It has been eight months since the best professional women’s hockey players in the world have played a meaningful game. And it will likely be at least two months before they play another one and who knows the next time they’ll be able to play in front of paying customers. The Women’s World Championship was scratched in 2020 and, while the International Ice Hockey Federation still has it scheduled for 2021 in Nova Scotia, it has already cancelled the World Women’s Under-18 Championship and there are no guarantees the senior tournament will go ahead.
Yes, it has been a trying time for women’s hockey, but that doesn’t mean there is not support for it. The great divide still exists with the National Women’s Hockey League on one side and the Professional Women’s Hockey Players Association on the other. And the NHL doesn’t appear to be anywhere near on board when it comes to funding one league. But after months of uncertainty, we’re beginning to see some tangible initiatives from both to provide women with at least something resembling a hockey season.
Let’s start with the NWHL, which announced Wednesday that it will hold its season and Isobel Cup playoffs in a two-week bubble in Lake Placid from Jan. 23 through Feb. 5. Each of the league’s six teams – the Boston Pride, Buffalo Beauts, Connecticut Whale, Metropolitan Riveters, Minnesota Whitecaps and the expansion Toronto Six – will play a round-robin schedule for a total of 30 games. There will then be a playoff round to determine the four semifinalists, with the winners of the semifinals advancing to the Isobel Cup championship game Feb. 5.
This is not an insignificant endeavor. The NWHL announced that it will pay its players their full salaries, whether or not they opt to play in the bubble. With an average of $150,000 in salary per team, that’s $900,000 right there. It’s estimated that hosting the players will cost about $2 million, salaries included. Two of the teams, Boston and Toronto, are privately owned, and the league has about 20 outside investors.
The league is in the second year of a three-year deal to have all its games live streamed on Twitch. Last season, the league generated more than eight million views. But with the schedule being compacted into just two weeks, it seems like a made-for-TV event. Undoubtedly, the league will be trying to add an over-the-air partner for the tournament.

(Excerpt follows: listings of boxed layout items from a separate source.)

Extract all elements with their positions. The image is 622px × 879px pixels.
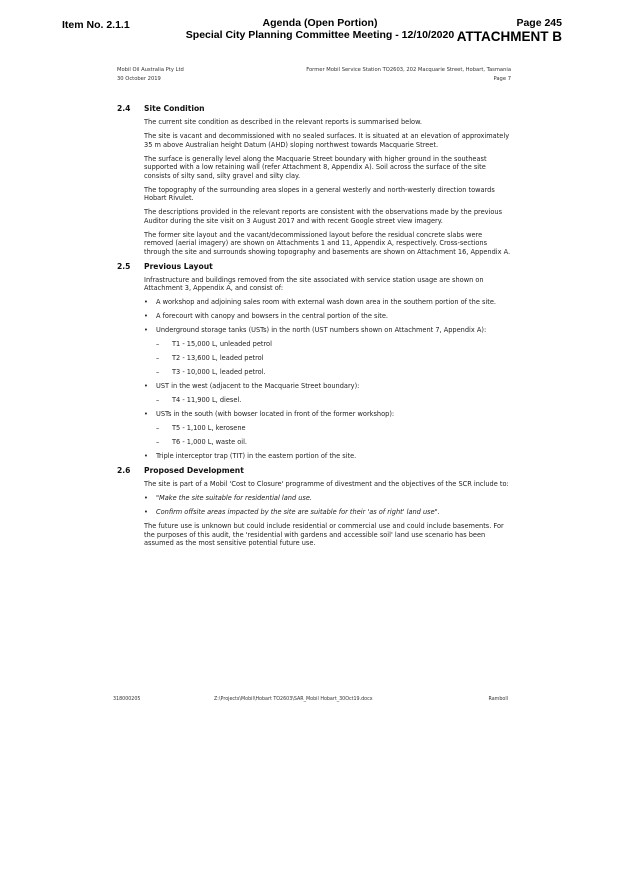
section-number: 2.4 <box>117 104 131 113</box>
section-heading-proposed-development <box>117 466 512 476</box>
report-header-left <box>117 66 184 83</box>
list-item <box>144 410 512 419</box>
dash-marker: – <box>156 396 160 404</box>
bullet-marker: • <box>144 326 148 334</box>
paragraph: The current site condition as described in the relevant reports is summarised below. <box>144 118 422 126</box>
paragraph: Infrastructure and buildings removed from the site associated with service station usage are shown on Attachment 3, Appendix A, and consist of: <box>144 275 484 292</box>
list-item-text: UST in the west (adjacent to the Macquarie Street boundary): <box>156 382 360 390</box>
tank-text: T6 - 1,000 L, waste oil. <box>172 438 248 446</box>
section-title: Previous Layout <box>144 261 213 271</box>
report-page-number: Page 7 <box>493 75 511 82</box>
report-header <box>117 66 511 88</box>
sub-list-item <box>156 368 512 377</box>
agenda-page-number: Page 245 <box>516 17 562 29</box>
sub-list-item <box>156 424 512 433</box>
list-item <box>144 508 512 517</box>
bullet-marker: • <box>144 494 148 502</box>
list-item <box>144 326 512 335</box>
dash-marker: – <box>156 354 160 362</box>
section-number: 2.5 <box>117 261 131 271</box>
dash-marker: – <box>156 340 160 348</box>
tank-text: T1 - 15,000 L, unleaded petrol <box>172 340 272 348</box>
list-item-text: Triple interceptor trap (TIT) in the eastern portion of the site. <box>156 452 357 460</box>
page-footer <box>113 697 508 707</box>
list-item <box>144 312 512 321</box>
section-title: Site Condition <box>144 104 205 113</box>
brand-name: Ramboll <box>488 697 508 702</box>
paragraph: The surface is generally level along the Macquarie Street boundary with higher ground in the southeast supported with a low retaining wall (refer Attachment 8, Appendix A). Soil across the surface of the site consists of silty sand, silty gravel and silty clay. <box>144 154 487 180</box>
company-name: Mobil Oil Australia Pty Ltd <box>117 67 184 73</box>
bullet-marker: • <box>144 452 148 460</box>
dash-marker: – <box>156 438 160 446</box>
bullet-marker: • <box>144 312 148 320</box>
list-item-text: A workshop and adjoining sales room with external wash down area in the southern portion of the site. <box>156 298 496 306</box>
agenda-title-line-2: Special City Planning Committee Meeting - 12/10/2020 <box>185 29 455 41</box>
project-number: 318000205 <box>113 697 141 702</box>
section-number: 2.6 <box>117 466 131 475</box>
document-body <box>117 104 512 553</box>
section-heading-site-condition <box>117 104 512 114</box>
tank-text: T3 - 10,000 L, leaded petrol. <box>172 368 266 376</box>
paragraph: The former site layout and the vacant/decommissioned layout before the residual concrete slabs were removed (aerial imagery) are shown on Attachments 1 and 11, Appendix A, respectively. Cross-sections through the site and surrounds showing topography and basements are shown on Attachment 16, Appendix A. <box>144 230 511 256</box>
tank-text: T2 - 13,600 L, leaded petrol <box>172 354 264 362</box>
paragraph: The site is part of a Mobil 'Cost to Closure' programme of divestment and the objectives of the SCR include to: <box>144 480 509 488</box>
list-item <box>144 382 512 391</box>
list-item-text: Underground storage tanks (USTs) in the north (UST numbers shown on Attachment 7, Appendix A): <box>156 326 487 334</box>
item-number: Item No. 2.1.1 <box>62 19 130 31</box>
bullet-marker: • <box>144 410 148 418</box>
paragraph: The site is vacant and decommissioned with no sealed surfaces. It is situated at an elevation of approximately 35 m above Australian height Datum (AHD) sloping northwest towards Macquarie Street. <box>144 132 510 149</box>
report-header-right <box>306 66 511 83</box>
list-item-text: USTs in the south (with bowser located in front of the former workshop): <box>156 410 395 418</box>
section-heading-previous-layout <box>117 262 512 272</box>
bullet-marker: • <box>144 508 148 516</box>
tank-text: T4 - 11,900 L, diesel. <box>172 396 242 404</box>
list-item <box>144 298 512 307</box>
agenda-header <box>0 17 622 47</box>
list-item <box>144 494 512 503</box>
agenda-page-info <box>457 17 562 44</box>
dash-marker: – <box>156 368 160 376</box>
list-item <box>144 452 512 461</box>
objective-text: "Make the site suitable for residential land use. <box>156 494 313 502</box>
dash-marker: – <box>156 424 160 432</box>
site-name: Former Mobil Service Station TO2603, 202 Macquarie Street, Hobart, Tasmania <box>306 67 511 73</box>
attachment-label: ATTACHMENT B <box>456 29 562 44</box>
sub-list-item <box>156 340 512 349</box>
paragraph: The descriptions provided in the relevant reports are consistent with the observations made by the previous Auditor during the site visit on 3 August 2017 and with recent Google street view imagery. <box>144 208 503 225</box>
paragraph: The future use is unknown but could include residential or commercial use and could include basements. For the purposes of this audit, the 'residential with gardens and accessible soil' land use scenario has been assumed as the most sensitive potential future use. <box>144 522 504 547</box>
bullet-marker: • <box>144 382 148 390</box>
agenda-title-line-1: Agenda (Open Portion) <box>262 17 378 29</box>
sub-list-item <box>156 396 512 405</box>
agenda-title <box>150 17 490 41</box>
tank-text: T5 - 1,100 L, kerosene <box>172 424 246 432</box>
bullet-marker: • <box>144 298 148 306</box>
sub-list-item <box>156 438 512 447</box>
sub-list-item <box>156 354 512 363</box>
report-date: 30 October 2019 <box>117 75 161 82</box>
paragraph: The topography of the surrounding area slopes in a general westerly and north-westerly direction towards Hobart Rivulet. <box>144 185 495 202</box>
objective-text: Confirm offsite areas impacted by the site are suitable for their 'as of right' land use". <box>156 508 440 516</box>
section-title: Proposed Development <box>144 466 244 475</box>
list-item-text: A forecourt with canopy and bowsers in the central portion of the site. <box>156 312 388 320</box>
file-path: Z:\Projects\Mobil\Hobart TO2603\SAR_Mobil Hobart_30Oct19.docx <box>214 697 373 702</box>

“The continued challenges brought by the pandemic resulted in a mandate for our league, players and partners to collaborate on creating a controlled environment protecting the health of everyone involved,” NWHL interim commissioner Tyler Tumminia, who recently took over from league founder Dani Rylan, said in a news release. “At a time of hyper-growth for girls’ and women’s hockey, we see this season as a celebration of the sport. This will be a historic moment as the hallowed arena that was the site of the ‘Miracle on Ice’ in 1980 hosts its first women’s professional championship. It is a proud moment for the NWHL, the players and all hockey fans.”
The PWHPA, meanwhile, with a $1 million commitment from Secret Deodorant, is intent on holding its Dream Gap Tour again this season. Its five teams – from Toronto, Calgary, Montreal, Minnesota and New Hampshire – will also compete for the Secret Cup, with roughly one-third of the $1 million commitment going toward prize money for the event. The association has yet to announce dates or venues or whether or not there will fans in the buildings, but it has plans to play six showcase events, featuring 125 players, including 38 Olympians. The same day the NWHL announced its plans, the Toronto team announced a sponsorship deal with Sonnet, a Canadian digital auto and home insurance company. The team will be known as Team Sonnet.
Until that time, teams for both organizations will continue working out and practicing as local medical protocols allow. The NWHL started voluntary workouts in September and full practices in October. Those practices will continue until the teams travel to Lake Placid. The PWHPA is providing players with three training sessions per week, but COVID-19 restrictions have made that set-up less than ideal.
As far as having one unified pro league that allows women players to pursue hockey careers full-time, well, it doesn’t look as though we’re any closer to that happening now than before. In fact, with the uncertainty created by the pandemic, that goal might even be more elusive than ever. The NHL, while supportive of women’s hockey, the league has never displayed a firm commitment to funding a league. And with revenues plummeting badly last season and almost certainly even worse in 2020-21, you have to wonder about the league’s appetite to financially back women’s hockey anytime in the immediate future.
But the women’s game forges on. And in 2020-21 at least, a little bit of women’s hockey is better than no women’s hockey.